Specialists seek answers to two key questions
Cherouny and Nadolski sought answers to these specific questions:
• Is the ratio of the work component of the RBRVS unit to the total RBRVS units for OB/GYN invasive services (female-only) comparable with those for urologic procedures performed exclusively for men? As an index from which to make the comparison, they used comparable general surgery invasive services as the "gender-neutral" denominator for the ratios.
• Is the McGraw-Hill (MGH) relative value scale similarly skewed? Because the MGH relative value scale is still the most widely used pay scale for non-Medicare, private-payer insurance claims, they compared MGH values to RBRVS values.
"Overall, our hypothesis or feeling is that when they [HCFA researchers] developed RBRVS, they brought an old bias right into the new system," says Cherouny. HCFA researchers had time and financial restraints within which to work. "They had to make a significant number of assumptions, but if there was a historical bias it would have been continued in this new supposedly non-biased scale. It was as good as they were able to do.
"They only had so much money and they had to make some assumptions up front. They relied on questionnaires and they had to limit the number they had to send. They used a low percentage of universal procedures."
The payment disparities are glaring, according to Cherouny’s analysis. For example, an incision and drainage (I&D) of the penis pays five times more than an I&D for the vulva (work RVU is 5.22, compared to 1.41); a prostate drainage pays almost double what an ovarian drainage pays (work RVU is 7.62, compared to 4.0). McGraw-Hill’s scale has a similar pattern for the drainage procedure, but not for the I&D procedure. There are more details on these comparisons in the chart for the top ten most common gender-related procedures. (See chart on p. 27.)

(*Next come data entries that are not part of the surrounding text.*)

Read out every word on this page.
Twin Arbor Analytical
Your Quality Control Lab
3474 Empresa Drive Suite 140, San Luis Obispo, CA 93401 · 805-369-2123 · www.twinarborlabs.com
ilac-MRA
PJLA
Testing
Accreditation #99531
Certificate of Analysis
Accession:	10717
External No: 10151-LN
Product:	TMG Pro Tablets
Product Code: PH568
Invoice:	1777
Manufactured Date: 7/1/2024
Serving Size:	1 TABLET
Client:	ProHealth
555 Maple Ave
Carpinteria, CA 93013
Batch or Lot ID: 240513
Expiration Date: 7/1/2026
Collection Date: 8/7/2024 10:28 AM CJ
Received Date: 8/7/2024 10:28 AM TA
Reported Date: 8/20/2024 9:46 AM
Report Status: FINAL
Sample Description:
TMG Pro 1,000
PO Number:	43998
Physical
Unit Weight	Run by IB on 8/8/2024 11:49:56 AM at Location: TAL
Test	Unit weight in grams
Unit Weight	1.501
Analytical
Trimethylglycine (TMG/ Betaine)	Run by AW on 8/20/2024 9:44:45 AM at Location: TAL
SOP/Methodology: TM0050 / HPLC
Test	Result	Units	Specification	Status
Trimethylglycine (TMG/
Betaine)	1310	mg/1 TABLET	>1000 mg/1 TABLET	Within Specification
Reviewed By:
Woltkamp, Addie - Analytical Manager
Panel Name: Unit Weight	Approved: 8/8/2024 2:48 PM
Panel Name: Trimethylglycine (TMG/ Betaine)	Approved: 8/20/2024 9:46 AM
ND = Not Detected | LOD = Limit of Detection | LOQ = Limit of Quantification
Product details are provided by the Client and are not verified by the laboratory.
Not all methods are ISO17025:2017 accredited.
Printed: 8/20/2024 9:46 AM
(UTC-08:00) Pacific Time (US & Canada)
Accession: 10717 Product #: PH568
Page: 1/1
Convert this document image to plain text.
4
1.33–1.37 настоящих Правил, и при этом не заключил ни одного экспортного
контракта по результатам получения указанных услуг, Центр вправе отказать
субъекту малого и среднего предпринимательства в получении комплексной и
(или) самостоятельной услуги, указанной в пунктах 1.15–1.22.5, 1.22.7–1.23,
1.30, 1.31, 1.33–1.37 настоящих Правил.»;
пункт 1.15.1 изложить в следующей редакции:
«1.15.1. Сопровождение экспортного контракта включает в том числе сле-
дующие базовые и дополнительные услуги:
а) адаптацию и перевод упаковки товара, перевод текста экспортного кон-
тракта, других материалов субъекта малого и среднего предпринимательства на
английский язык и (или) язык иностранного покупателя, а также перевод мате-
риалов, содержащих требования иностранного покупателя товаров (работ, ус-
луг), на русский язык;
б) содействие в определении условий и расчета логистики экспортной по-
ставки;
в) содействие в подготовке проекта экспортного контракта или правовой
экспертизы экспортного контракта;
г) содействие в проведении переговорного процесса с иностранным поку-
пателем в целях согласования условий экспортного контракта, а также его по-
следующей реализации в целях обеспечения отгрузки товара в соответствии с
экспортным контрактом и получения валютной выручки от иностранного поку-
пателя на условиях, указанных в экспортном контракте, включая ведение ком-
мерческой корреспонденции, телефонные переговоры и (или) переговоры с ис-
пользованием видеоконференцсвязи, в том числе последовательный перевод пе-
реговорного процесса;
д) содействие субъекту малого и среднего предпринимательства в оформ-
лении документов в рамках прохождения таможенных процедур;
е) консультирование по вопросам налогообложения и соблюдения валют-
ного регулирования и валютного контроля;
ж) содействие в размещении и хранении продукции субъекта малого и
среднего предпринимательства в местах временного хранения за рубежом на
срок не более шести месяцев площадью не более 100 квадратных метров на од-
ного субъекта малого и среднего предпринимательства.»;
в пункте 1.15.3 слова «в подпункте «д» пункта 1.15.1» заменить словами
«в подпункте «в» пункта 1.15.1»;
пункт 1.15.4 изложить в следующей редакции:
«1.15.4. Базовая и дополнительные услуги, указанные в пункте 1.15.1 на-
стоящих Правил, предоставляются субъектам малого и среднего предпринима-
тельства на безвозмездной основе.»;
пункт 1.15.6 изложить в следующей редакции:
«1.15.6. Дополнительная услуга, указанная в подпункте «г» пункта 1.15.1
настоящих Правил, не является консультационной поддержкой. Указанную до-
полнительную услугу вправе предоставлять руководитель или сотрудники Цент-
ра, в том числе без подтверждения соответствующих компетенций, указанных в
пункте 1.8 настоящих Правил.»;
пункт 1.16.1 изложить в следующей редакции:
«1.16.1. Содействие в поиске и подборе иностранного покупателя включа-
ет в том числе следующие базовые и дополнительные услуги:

"OB/GYN codes appeared grossly undervalued," he says. "We were trying to confirm this and get the information as non-biased as possible."
Ratios of work component to total RVU units also reflect the disparity, Cherouny says. When combining the values of these top 10 procedures he analyzed, he found that OB/GYN was the "outlier" lower-valued group.
For example, the ratio of the work component to the total RVU for urology is 55.1, compared to 49.1 for OB/GYN and 53.2 for overall surgery. In Vermont dollars, he found that urology pays an average of 67.3 for the average RVU, compared to 44.5 for OB/GYN services and 57.5 for general surgery.
OB/GYNs can be sued till child is 21
"I’ve always thought this was the case, but I haven’t done any of my own statistical analysis," says Bobbye B. Hinson, administrator for Women’s Clinic in Jackson, TN, and past president of the OB/GYN assembly of the Medical Group Management Association in Englewood, CO. At the same time, some experts argue that OB/GYN is overpriced, she points out. "When you think about what we pay for malpractice insurance, I don’t think we’re overpaid, especially when you realize we can be sued up until the child reaches 21 years of age. We’re responsible for the life of a mother and a newborn."
Hinson expresses reserved confidence that changes will be made in the OB/GYN-related RBRVS formulas. "Once the proper calculations are done, and all the information is collected, perhaps those people with vision can see the need to make some changes." This is important, she notes, because not only do other third-party payers tend to adopt Medicare’s fee schedule, but they also use RBRVS as a cost mechanism in setting capitation payment levels. Collectively, the impact of RBRVS is widespread, she says.
Reference
1. Cherouny P, Nadolski C. Underreimbursement of obstetric and gynecologic invasive services by the resource-based relative value scale. Obstet Gynecol 1996; 87:328-331.